I know the feature is a little gimmicky but being able to generate an entire dynamic video from just voice sounds really cool.

Yey007 commented 3 years ago

By the way, I would be happy to PR something like this at some point if you're fine with that.

effdotsh commented 3 years ago

Sounds pretty cool, and yeah if you want to open a PR go ahead!

Yey007 commented 3 years ago

I've looked into some of the APIs we can use. Libraries in general seem to be quite limited or require training, so I'm not too keen on those. The most promising solution so far is the Watson Tone Analyzer API which provides 2,500 api calls per month at 100 sentences per call at sentence level analysis (what we want) and 1000 sentences per call at document level analysis. This will give us a total of 250,000 sentences per month which should be enough for anyone using the tool since they will have to make an individual account. I am not sure how this will work with #22, but we can introduce it as an English only feature first if necessary.

effdotsh commented 3 years ago

I think it's probably fine to just have an English only version. Both this and #22 will require a separate flag, and there could just be a note saying that the two aren't compatible.

As for how this will work, I think the easiest way would probably be to detect the emotions, and the timestamps for when emotions change, then generate a timestamps file from that. As for how the timestamps system works either check the readme or #18.

Yey007 commented 3 years ago

I think that could work. I was planning on doing it with the script file rather than the new time stamps so we can do it before we send stuff to gentle and don't have to do any extra work calculating. However, it should be possible to do it after gentle if you feel that's the way to go.
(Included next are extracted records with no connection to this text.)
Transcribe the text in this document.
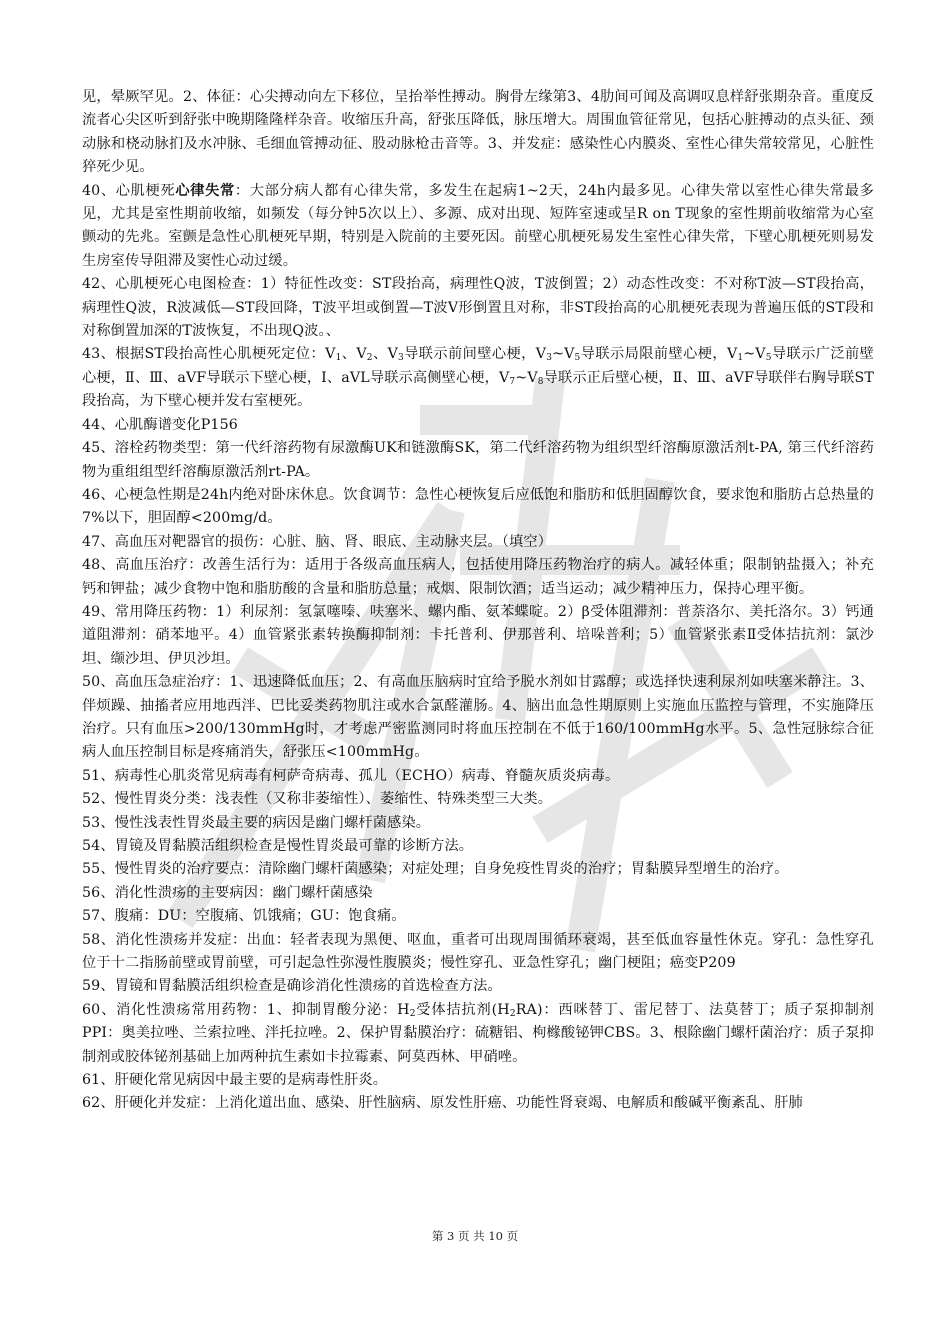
见，晕厥罕见。2、体征：心尖搏动向左下移位，呈抬举性搏动。胸骨左缘第3、4肋间可闻及高调叹息样舒张期杂音。重度反流者心尖区听到舒张中晚期隆隆样杂音。收缩压升高，舒张压降低，脉压增大。周围血管征常见，包括心脏搏动的点头征、颈动脉和桡动脉扪及水冲脉、毛细血管搏动征、股动脉枪击音等。3、并发症：感染性心内膜炎、室性心律失常较常见，心脏性猝死少见。

40、心肌梗死心律失常：大部分病人都有心律失常，多发生在起病1~2天，24h内最多见。心律失常以室性心律失常最多见，尤其是室性期前收缩，如频发（每分钟5次以上）、多源、成对出现、短阵室速或呈R on T现象的室性期前收缩常为心室颤动的先兆。室颤是急性心肌梗死早期，特别是入院前的主要死因。前壁心肌梗死易发生室性心律失常，下壁心肌梗死则易发生房室传导阻滞及窦性心动过缓。

42、心肌梗死心电图检查：1）特征性改变：ST段抬高，病理性Q波，T波倒置；2）动态性改变：不对称T波—ST段抬高，病理性Q波，R波减低—ST段回降，T波平坦或倒置—T波V形倒置且对称，非ST段抬高的心肌梗死表现为普遍压低的ST段和对称倒置加深的T波恢复，不出现Q波。、

43、根据ST段抬高性心肌梗死定位：$V_1$、$V_2$、$V_3$导联示前间壁心梗，$V_3\sim V_5$导联示局限前壁心梗，$V_1\sim V_5$导联示广泛前壁心梗，Ⅱ、Ⅲ、aVF导联示下壁心梗，Ⅰ、aVL导联示高侧壁心梗，$V_7\sim V_8$导联示正后壁心梗，Ⅱ、Ⅲ、aVF导联伴右胸导联ST段抬高，为下壁心梗并发右室梗死。

44、心肌酶谱变化P156

45、溶栓药物类型：第一代纤溶药物有尿激酶UK和链激酶SK，第二代纤溶药物为组织型纤溶酶原激活剂t-PA, 第三代纤溶药物为重组组型纤溶酶原激活剂rt-PA。

46、心梗急性期是24h内绝对卧床休息。饮食调节：急性心梗恢复后应低饱和脂肪和低胆固醇饮食，要求饱和脂肪占总热量的7%以下，胆固醇<200mg/d。

47、高血压对靶器官的损伤：心脏、脑、肾、眼底、主动脉夹层。（填空）

48、高血压治疗：改善生活行为：适用于各级高血压病人，包括使用降压药物治疗的病人。减轻体重；限制钠盐摄入；补充钙和钾盐；减少食物中饱和脂肪酸的含量和脂肪总量；戒烟、限制饮酒；适当运动；减少精神压力，保持心理平衡。

49、常用降压药物：1）利尿剂：氢氯噻嗪、呋塞米、螺内酯、氨苯蝶啶。2）β受体阻滞剂：普萘洛尔、美托洛尔。3）钙通道阻滞剂：硝苯地平。4）血管紧张素转换酶抑制剂：卡托普利、伊那普利、培哚普利；5）血管紧张素Ⅱ受体拮抗剂：氯沙坦、缬沙坦、伊贝沙坦。

50、高血压急症治疗：1、迅速降低血压；2、有高血压脑病时宜给予脱水剂如甘露醇；或选择快速利尿剂如呋塞米静注。3、伴烦躁、抽搐者应用地西泮、巴比妥类药物肌注或水合氯醛灌肠。4、脑出血急性期原则上实施血压监控与管理，不实施降压治疗。只有血压>200/130mmHg时，才考虑严密监测同时将血压控制在不低于160/100mmHg水平。5、急性冠脉综合征病人血压控制目标是疼痛消失，舒张压<100mmHg。

51、病毒性心肌炎常见病毒有柯萨奇病毒、孤儿（ECHO）病毒、脊髓灰质炎病毒。

52、慢性胃炎分类：浅表性（又称非萎缩性）、萎缩性、特殊类型三大类。

53、慢性浅表性胃炎最主要的病因是幽门螺杆菌感染。

54、胃镜及胃黏膜活组织检查是慢性胃炎最可靠的诊断方法。

55、慢性胃炎的治疗要点：清除幽门螺杆菌感染；对症处理；自身免疫性胃炎的治疗；胃黏膜异型增生的治疗。

56、消化性溃疡的主要病因：幽门螺杆菌感染

57、腹痛：DU：空腹痛、饥饿痛；GU：饱食痛。

58、消化性溃疡并发症：出血：轻者表现为黑便、呕血，重者可出现周围循环衰竭，甚至低血容量性休克。穿孔：急性穿孔位于十二指肠前壁或胃前壁，可引起急性弥漫性腹膜炎；慢性穿孔、亚急性穿孔；幽门梗阻；癌变P209

59、胃镜和胃黏膜活组织检查是确诊消化性溃疡的首选检查方法。

60、消化性溃疡常用药物：1、抑制胃酸分泌：$H_2$受体拮抗剂$(H_2RA)$：西咪替丁、雷尼替丁、法莫替丁；质子泵抑制剂PPI：奥美拉唑、兰索拉唑、泮托拉唑。2、保护胃黏膜治疗：硫糖铝、枸橼酸铋钾CBS。3、根除幽门螺杆菌治疗：质子泵抑制剂或胶体铋剂基础上加两种抗生素如卡拉霉素、阿莫西林、甲硝唑。

61、肝硬化常见病因中最主要的是病毒性肝炎。

62、肝硬化并发症：上消化道出血、感染、肝性脑病、原发性肝癌、功能性肾衰竭、电解质和酸碱平衡紊乱、肝肺

第 3 页 共 10 页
effdotsh commented 3 years ago

That would also work. My concern is that I think it would be best to have the same script so you get the same animation quality whether or not you're using emotion detection. I guess either way works tho. Also I'll open another feature request for allowing different text transcription services (watson/ibm/gcp) in case people believe that those services will be tangibly better then the default.